À longueur de journée, Mai Aji Kolo pousse une charrette aux quatre coins de ce nouveau lotissement d'Auno. Il transporte des bidons d'eau. Mai Aji Kolo est aussi disponible aussi pour livrer du bois.

Il a les traits du visage marqués par les efforts physiques, mais ce quarantenaire est en paix désormais avec lui-même. Il habite avec sa femme et ses sept enfants dans un logement en dur, après dix ans passés dans plusieurs camps de Maiduguri.

« En fait, je suis serein, car à chaque fois que je quitte ma maison et que je reviens, je retrouve ma famille saine et sauve et la communauté aussi vit en paix maintenant sans aucun problème avec Boko Haram. »

En 2015 et en 2019, Mai Aji n'avait pas voté comme des millions de déplacés de l'État du Borno. Cette année, il ne votera pas non plus. Car cet ex-déplacé n'avait pas la tête à chercher une nouvelle carte d'électeur.

Maïduguri, Borno: camp de déplacés, mai 2022.
Maïduguri, Borno: camp de déplacés, mai 2022. AP - Chinedu Asadu

Le ventre creux mais à la maison

Mai Aji attend surtout avec impatience la saison des pluies. Les réserves de nourriture reçues de la part de l'État de Borno et de donneurs sont épuisées. Les 100 000 nairas, soit l'équivalent de 200 euros, d'aide à l'installation sont aussi un lointain souvenir.

« Nous cultivons pendant la saison des pluies, nous produisons de la récolte deux à trois sacs de nourriture qui peuvent nous faire vivre pendant un certain temps.

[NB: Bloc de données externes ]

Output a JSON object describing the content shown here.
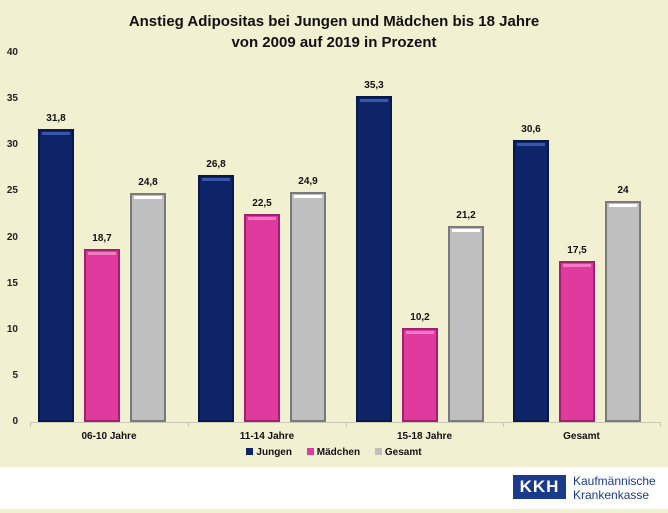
{
  "chart_data": {
    "type": "bar",
    "title": "Anstieg Adipositas bei Jungen und Mädchen bis 18 Jahre von 2009 auf 2019 in Prozent",
    "title_lines": [
      "Anstieg Adipositas bei Jungen und Mädchen bis 18 Jahre",
      "von 2009 auf 2019 in Prozent"
    ],
    "categories": [
      "06-10 Jahre",
      "11-14 Jahre",
      "15-18 Jahre",
      "Gesamt"
    ],
    "series": [
      {
        "name": "Jungen",
        "color": "#0e2468",
        "values": [
          31.8,
          26.8,
          35.3,
          30.6
        ],
        "labels": [
          "31,8",
          "26,8",
          "35,3",
          "30,6"
        ]
      },
      {
        "name": "Mädchen",
        "color": "#e03a9e",
        "values": [
          18.7,
          22.5,
          10.2,
          17.5
        ],
        "labels": [
          "18,7",
          "22,5",
          "10,2",
          "17,5"
        ]
      },
      {
        "name": "Gesamt",
        "color": "#bfbfbf",
        "values": [
          24.8,
          24.9,
          21.2,
          24.0
        ],
        "labels": [
          "24,8",
          "24,9",
          "21,2",
          "24"
        ]
      }
    ],
    "xlabel": "",
    "ylabel": "",
    "ylim": [
      0,
      40
    ],
    "yticks": [
      "0",
      "5",
      "10",
      "15",
      "20",
      "25",
      "30",
      "35",
      "40"
    ],
    "grid": false,
    "legend_position": "bottom"
  },
  "logo": {
    "abbr": "KKH",
    "line1": "Kaufmännische",
    "line2": "Krankenkasse"
  }
}
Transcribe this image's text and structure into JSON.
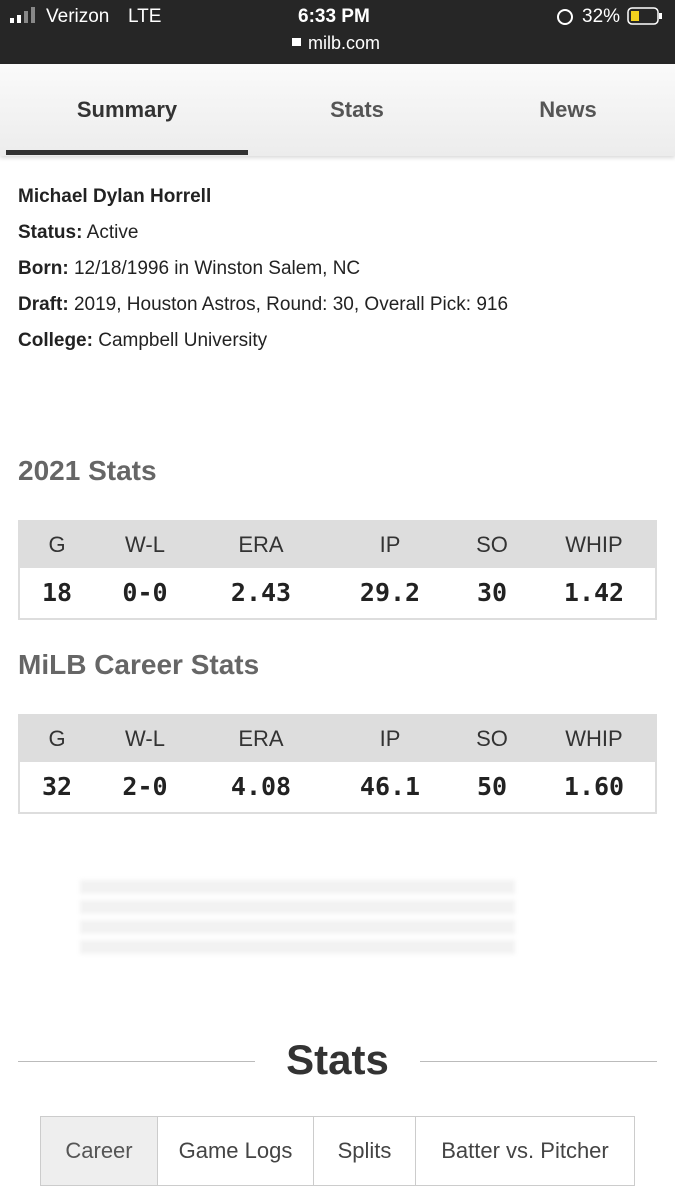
{
  "status_bar": {
    "carrier": "Verizon",
    "network": "LTE",
    "time": "6:33 PM",
    "battery": "32%",
    "url": "milb.com"
  },
  "tabs": [
    "Summary",
    "Stats",
    "News"
  ],
  "bio": {
    "name": "Michael Dylan Horrell",
    "fields": [
      {
        "label": "Status:",
        "value": "Active"
      },
      {
        "label": "Born:",
        "value": "12/18/1996 in Winston Salem, NC"
      },
      {
        "label": "Draft:",
        "value": "2019, Houston Astros, Round: 30, Overall Pick: 916"
      },
      {
        "label": "College:",
        "value": "Campbell University"
      }
    ]
  },
  "tables": [
    {
      "title": "2021 Stats",
      "columns": [
        "G",
        "W-L",
        "ERA",
        "IP",
        "SO",
        "WHIP"
      ],
      "row": [
        "18",
        "0-0",
        "2.43",
        "29.2",
        "30",
        "1.42"
      ]
    },
    {
      "title": "MiLB Career Stats",
      "columns": [
        "G",
        "W-L",
        "ERA",
        "IP",
        "SO",
        "WHIP"
      ],
      "row": [
        "32",
        "2-0",
        "4.08",
        "46.1",
        "50",
        "1.60"
      ]
    }
  ],
  "stats_section": {
    "title": "Stats",
    "tabs": [
      "Career",
      "Game Logs",
      "Splits",
      "Batter vs. Pitcher"
    ]
  }
}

Nous ramassons également du bois pour faire du feu avant la fin de la saison des pluies. Et ça, c’est un vrai plus pour notre subsistance. »

En attendant, le quotidien de la famille de Mai Aji est donc difficile. Certains jours, il y a à peine un repas à partager. Pourtant, Mai Aji préfère avoir le ventre creux, mais vivre chez lui.

À Auno, il se sent plus fort et moins vulnérable. « Il y a des soldats qui patrouillent toujours jour et nuit, alors nous dormons les deux yeux fermés jour et nuit. De temps en temps, il y a des voleurs qui volent nos petites choses à manger. À part ça, nous n'avons pas de problème maintenant. »

Et cette présence militaire est renforcée par l'appui de miliciens volontaires. Car ici, à moins de 25 km de Maiduguri, la dernière attaque mortelle de Boko Haram remonte à février 2021.

Dans une semaine auront lieu les élections générales au Nigeria. Le président Buhari s'était fait élire en 2015 pour sa capacité présumée à combattre frontalement Boko Haram. Au moment de son entrée à la villa présidentielle d'Aso Koro à Abuja, le drapeau noir des insurgés dirigés par Abubakar Shekau occupait près de 40 % des territoires de l'État du Borno. Huit ans plus tard, Boko Haram est éclaté en plusieurs groupes et s'est replié sur des poches réduites (forêt de Sambisa, îles du Lac Tchad) suite aux offensives de la Force multinationale mixte.